Both parents argue that the court erred in concluding that termination of their respective parental rights will not do more harm than good to John and Judy. We have considered their arguments on this point in light of the record and found them to be without sufficient merit to warrant discussion in a written opinion. R. 2:11-3(e)(1)(E). The judge's determination on this issue is based on findings of fact that are adequately supported by the Division's expert testimony. R. 2:11-3(e)(1)(A).

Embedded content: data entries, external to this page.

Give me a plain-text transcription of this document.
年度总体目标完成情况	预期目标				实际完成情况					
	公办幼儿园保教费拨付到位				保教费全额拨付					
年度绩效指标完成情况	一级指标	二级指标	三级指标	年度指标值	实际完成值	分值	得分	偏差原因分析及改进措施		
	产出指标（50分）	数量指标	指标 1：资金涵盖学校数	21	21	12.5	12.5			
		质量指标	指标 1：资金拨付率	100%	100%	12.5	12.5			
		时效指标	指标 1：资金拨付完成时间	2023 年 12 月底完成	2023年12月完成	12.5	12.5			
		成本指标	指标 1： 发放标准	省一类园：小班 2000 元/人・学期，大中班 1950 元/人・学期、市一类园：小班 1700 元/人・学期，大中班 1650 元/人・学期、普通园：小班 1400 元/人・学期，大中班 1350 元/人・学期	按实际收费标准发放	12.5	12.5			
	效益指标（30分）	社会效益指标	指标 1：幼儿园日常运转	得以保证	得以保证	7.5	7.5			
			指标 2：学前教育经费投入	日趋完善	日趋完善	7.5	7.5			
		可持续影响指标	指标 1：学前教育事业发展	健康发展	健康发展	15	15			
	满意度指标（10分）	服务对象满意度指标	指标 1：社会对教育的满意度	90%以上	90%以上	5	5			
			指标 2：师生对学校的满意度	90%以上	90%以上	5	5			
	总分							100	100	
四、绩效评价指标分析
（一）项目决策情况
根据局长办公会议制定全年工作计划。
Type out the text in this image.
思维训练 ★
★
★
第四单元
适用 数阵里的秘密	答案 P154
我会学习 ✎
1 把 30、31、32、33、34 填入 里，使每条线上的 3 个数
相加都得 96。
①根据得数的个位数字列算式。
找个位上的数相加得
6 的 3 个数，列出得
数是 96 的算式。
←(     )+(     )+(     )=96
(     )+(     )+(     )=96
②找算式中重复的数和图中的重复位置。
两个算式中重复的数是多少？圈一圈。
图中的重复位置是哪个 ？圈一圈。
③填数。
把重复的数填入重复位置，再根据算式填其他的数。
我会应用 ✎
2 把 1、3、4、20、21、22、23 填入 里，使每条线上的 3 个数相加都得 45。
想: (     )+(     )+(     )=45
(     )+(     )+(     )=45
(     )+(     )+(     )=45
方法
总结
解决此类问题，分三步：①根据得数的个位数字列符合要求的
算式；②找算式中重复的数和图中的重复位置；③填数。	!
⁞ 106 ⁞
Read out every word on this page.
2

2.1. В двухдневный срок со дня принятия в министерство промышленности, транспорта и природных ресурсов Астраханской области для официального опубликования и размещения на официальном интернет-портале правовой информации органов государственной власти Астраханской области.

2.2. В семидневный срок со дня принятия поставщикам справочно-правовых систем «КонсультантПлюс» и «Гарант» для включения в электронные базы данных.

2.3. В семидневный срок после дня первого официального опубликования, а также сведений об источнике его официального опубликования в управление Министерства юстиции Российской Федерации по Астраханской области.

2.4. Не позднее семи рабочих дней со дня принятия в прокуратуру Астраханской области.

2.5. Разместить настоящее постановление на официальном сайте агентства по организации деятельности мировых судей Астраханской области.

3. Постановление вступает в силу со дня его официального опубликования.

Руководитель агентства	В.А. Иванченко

The more difficult question is whether termination of S.M.'s parental rights will do more harm than good to Sam and Sue. S.M. and the law guardian for Sam and Sue argue that Judge Melendez erred in concluding that it will not.*fn3
Judge Melendez relied on Dr. Sigafoos's testimony and her determination, well-supported by the record, that as long as S.M. remained in the lives of these children they would continue to believe that return to her care was an option and sabotage their chances for normal lives with caring adults. The judge relied on a case in which the Supreme Court recognized that "termination of parental rights must precede the permanency plan" in some cases where a child might not be adoptable at the time of trial. N.J. Div. of Youth & Family Servs. v. A.W., 103 N.J. 591, 611 (1986). Recognizing that Sam's and Sue's prospects for adoption were not good, the judge concluded: "If parental rights are not terminated, the fate of these two children will be to languish in foster care until they reach the age of majority." She determined that this alternative would most certainly do more harm than good because S.M. is not an option for them. As Dr. Sigafoos explained, aside from adoption, the connection with S.M. is not only a barrier to permanency but also to helping Sam and Sue deal with their disorders. While the question was close, the judge's findings were supported by the record and her determination that severance of their ambivalent and insecure bond with S.M. would not do more harm than good clearly was not so wide of the mark as to indicate a mistake was made.